Case Study: Transportation or Traps?
One Friday, 19 year-old Muhyiddin went from his house in Irbid to visit his aunt who had just arrived from Syria to Za’tari camp, to check on her and provide her with a small amount of money from his father. When he arrived to Mafraq on his way to Za’tari, Muhyiddin noticed that time was going by very fast, as it was already long past midday and he had not arrived to the camp yet, suddenly he saw a group of six guys in a private bus asking him about where he wants to go, “I want to go to Za’tari camp,” Muhyiddin answered, “Please drive me as near as you can where I can manage to find a ride”, the guys kindly answered him: “We are already going there, we will take you on our way”, Muhyiddin, who was on a hurry, rode up with them. On the way, the guys told Muhyiddin that they know a shortcut they can take to save time so he didn’t mind it. Sometime after, Muhyiddin found himself in the middle of nowhere, in a strange bus, with six strangers holding razors threatening him: “Give us all what you have, or you will have to face a fate in this area in the middle of nowhere that nobody will ever find out”, the poor guy did not fight back at all, instead he took out all what he had held in his pockets, so they ended up taking his cell phone and an amount of money that he was ought to help his aunt with.

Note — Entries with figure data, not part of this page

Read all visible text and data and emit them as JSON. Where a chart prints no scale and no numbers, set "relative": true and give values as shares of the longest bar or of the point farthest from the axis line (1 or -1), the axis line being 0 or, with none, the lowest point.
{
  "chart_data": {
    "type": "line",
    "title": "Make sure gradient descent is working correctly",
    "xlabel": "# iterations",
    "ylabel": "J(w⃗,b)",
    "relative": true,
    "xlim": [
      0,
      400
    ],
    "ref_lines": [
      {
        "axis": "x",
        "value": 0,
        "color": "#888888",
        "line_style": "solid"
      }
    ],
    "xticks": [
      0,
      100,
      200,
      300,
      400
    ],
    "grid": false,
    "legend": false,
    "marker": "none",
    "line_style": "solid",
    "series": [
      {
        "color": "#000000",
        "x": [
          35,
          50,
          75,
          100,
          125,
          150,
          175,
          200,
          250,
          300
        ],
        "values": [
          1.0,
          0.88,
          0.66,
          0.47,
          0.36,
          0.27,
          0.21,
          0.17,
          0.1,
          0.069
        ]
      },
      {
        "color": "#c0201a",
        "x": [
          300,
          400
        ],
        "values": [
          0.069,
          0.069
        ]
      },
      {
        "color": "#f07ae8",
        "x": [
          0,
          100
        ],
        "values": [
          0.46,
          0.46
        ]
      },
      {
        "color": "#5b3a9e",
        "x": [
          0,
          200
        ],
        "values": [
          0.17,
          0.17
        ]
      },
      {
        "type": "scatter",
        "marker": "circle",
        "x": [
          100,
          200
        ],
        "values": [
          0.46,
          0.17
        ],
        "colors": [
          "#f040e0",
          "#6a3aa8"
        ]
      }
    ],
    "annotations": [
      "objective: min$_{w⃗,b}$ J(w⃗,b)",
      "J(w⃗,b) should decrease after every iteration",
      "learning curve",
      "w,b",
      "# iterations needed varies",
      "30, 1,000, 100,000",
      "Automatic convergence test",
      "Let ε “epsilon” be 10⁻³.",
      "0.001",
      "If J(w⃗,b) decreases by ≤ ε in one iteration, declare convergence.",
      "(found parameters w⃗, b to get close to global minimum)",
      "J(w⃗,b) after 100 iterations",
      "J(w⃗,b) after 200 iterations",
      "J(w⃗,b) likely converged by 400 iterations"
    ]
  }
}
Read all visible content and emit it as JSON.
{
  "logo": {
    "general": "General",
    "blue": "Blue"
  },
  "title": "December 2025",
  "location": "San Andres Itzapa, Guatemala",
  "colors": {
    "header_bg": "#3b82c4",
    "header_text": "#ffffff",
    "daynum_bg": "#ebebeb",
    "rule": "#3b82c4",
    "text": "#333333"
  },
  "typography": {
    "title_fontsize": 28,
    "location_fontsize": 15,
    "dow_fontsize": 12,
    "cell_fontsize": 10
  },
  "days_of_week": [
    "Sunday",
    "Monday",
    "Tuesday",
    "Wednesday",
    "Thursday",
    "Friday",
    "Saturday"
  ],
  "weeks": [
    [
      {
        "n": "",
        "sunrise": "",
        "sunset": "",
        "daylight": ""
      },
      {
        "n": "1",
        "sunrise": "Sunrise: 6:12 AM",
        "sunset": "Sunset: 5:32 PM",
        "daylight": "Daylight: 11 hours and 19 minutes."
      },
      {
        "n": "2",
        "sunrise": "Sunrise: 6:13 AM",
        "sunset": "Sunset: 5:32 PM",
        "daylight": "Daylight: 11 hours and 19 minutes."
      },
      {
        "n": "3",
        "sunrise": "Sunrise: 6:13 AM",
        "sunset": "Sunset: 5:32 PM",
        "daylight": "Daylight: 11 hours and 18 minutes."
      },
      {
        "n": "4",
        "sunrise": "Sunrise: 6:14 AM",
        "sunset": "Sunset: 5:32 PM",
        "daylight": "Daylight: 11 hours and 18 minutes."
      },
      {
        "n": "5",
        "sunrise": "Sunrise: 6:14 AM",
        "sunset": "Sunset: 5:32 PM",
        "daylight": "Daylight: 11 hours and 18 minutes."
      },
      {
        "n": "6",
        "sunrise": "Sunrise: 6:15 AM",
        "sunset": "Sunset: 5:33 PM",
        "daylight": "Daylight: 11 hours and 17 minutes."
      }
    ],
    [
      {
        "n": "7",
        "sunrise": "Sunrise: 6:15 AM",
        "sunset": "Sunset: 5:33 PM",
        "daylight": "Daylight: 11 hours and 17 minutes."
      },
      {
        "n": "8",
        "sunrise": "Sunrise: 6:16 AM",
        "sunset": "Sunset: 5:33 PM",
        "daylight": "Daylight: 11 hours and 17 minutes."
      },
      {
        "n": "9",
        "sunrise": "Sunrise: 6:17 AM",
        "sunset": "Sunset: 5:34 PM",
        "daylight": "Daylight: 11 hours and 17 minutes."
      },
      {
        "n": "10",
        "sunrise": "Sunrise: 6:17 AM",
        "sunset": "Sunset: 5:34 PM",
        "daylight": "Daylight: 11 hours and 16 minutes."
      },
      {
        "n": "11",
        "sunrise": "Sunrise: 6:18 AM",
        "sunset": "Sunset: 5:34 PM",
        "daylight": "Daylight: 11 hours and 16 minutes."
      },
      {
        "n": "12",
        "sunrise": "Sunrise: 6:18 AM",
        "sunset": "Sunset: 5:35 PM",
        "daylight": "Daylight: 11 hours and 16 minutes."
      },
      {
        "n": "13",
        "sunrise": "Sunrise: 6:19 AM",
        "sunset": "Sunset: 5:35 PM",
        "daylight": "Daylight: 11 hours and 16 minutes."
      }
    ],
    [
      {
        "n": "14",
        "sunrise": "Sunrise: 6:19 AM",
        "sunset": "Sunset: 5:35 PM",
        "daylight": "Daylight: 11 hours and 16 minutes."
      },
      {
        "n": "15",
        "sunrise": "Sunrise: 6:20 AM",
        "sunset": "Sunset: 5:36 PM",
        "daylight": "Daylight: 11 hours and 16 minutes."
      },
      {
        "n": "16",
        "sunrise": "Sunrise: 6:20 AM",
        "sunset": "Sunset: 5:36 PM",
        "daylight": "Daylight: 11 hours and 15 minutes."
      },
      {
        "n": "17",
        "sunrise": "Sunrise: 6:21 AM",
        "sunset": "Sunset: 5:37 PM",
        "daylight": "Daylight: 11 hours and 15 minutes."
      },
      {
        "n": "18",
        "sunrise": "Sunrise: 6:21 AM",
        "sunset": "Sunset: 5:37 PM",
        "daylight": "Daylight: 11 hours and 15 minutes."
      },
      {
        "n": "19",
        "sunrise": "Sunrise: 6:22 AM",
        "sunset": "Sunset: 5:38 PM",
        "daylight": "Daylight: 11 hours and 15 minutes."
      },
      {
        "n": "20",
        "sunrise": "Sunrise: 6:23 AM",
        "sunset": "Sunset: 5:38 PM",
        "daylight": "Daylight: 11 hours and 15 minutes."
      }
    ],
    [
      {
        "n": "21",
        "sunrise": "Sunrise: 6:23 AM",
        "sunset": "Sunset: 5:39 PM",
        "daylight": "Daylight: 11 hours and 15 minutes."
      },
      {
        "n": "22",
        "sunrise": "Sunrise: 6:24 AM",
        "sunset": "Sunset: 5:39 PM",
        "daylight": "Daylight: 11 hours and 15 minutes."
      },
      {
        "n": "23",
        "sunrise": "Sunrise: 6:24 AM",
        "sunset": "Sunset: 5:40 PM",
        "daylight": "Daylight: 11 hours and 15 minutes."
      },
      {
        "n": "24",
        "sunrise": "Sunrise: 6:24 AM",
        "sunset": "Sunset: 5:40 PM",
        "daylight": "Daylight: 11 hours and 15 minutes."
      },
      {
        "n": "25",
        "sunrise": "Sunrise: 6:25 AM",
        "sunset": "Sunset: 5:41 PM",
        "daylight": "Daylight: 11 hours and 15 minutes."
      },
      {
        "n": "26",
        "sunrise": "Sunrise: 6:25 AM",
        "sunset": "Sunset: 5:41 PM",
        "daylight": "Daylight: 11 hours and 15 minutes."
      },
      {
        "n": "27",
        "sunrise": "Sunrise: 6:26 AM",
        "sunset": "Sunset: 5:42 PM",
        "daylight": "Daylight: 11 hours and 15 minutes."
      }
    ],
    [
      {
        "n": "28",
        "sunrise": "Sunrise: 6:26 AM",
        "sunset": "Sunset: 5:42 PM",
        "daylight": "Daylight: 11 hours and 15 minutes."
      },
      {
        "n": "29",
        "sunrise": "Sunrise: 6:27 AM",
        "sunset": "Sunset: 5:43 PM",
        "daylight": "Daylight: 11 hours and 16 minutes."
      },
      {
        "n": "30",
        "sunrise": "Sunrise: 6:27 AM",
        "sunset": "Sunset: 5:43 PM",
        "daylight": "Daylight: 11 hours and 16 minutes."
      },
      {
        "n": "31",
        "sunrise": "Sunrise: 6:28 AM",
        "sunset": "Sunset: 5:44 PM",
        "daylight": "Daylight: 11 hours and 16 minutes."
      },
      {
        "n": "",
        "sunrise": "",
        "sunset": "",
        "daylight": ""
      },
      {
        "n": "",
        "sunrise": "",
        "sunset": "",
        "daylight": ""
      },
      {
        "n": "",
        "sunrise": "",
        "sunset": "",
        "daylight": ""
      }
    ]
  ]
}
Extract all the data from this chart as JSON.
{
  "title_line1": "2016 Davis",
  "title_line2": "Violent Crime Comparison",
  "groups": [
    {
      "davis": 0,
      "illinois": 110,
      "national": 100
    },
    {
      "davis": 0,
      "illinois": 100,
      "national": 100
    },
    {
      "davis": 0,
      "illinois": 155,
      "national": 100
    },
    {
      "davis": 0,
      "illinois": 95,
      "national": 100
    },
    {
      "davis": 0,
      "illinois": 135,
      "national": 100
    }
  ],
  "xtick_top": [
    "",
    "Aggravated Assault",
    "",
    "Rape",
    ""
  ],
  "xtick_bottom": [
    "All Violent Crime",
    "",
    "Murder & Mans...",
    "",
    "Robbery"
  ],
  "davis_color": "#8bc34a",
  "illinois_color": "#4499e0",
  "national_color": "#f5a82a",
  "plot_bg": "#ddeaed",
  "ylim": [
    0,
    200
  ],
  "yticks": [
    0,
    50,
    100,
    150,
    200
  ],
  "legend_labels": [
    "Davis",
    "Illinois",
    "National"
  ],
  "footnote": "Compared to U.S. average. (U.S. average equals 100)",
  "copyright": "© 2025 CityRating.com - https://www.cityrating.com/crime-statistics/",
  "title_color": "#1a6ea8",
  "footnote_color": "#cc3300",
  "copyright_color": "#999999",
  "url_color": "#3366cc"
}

In the meantime, Muhyiddin’s father called the emergency line of ARDD – Legal Aid; as he was starting to feel worried at his son who hadn’t returned yet although it has already gotten dark. The father had called his sister who was supposed to be visited by Muhyiddin at her residency in the camp, yet she asserted that her nephew didn’t visit her either. On top of that, his cell phone was turned off, leaving the family extremely worried at him. We advised the father to submit a report to the nearest police station right away, which he luckily did, to receive a phone call later that night from the station telling him that his son is in a police station in the governorate of Mafraq, as Muhyiddin had walked in the road where the gang had left him until he met with a taxi driver and told him his story, so the driver sympathized with him and drove him to the nearest police station, who from their part contacted the police station of the area where Muhyiddin lives, and so Muhyiddin returned safely to his family.
In addition, from the calls that we receive on our emergency line, what happened to Muhyiddin has unfortunately happened to several others, each of whom has had their hardships and losses, thus, we advise our beloved Syrians to pay attention to the phenomena of mini transportation buses that offer their free services; as many of them allege having good intentions to unfortunately perform any kind of misdemeanors, such as blackmailing and robbing. Everybody is ought to spread this information to raise awareness and inform people about what is happening; luckily for Muhyiddin he did not fight back, but his fault from the start was to ride on with strangers in a private bus instead of taking public transportations that all people should take, and this on its own is full of risks that might lead to some ominous consequences in the event of facing any moment of hazard.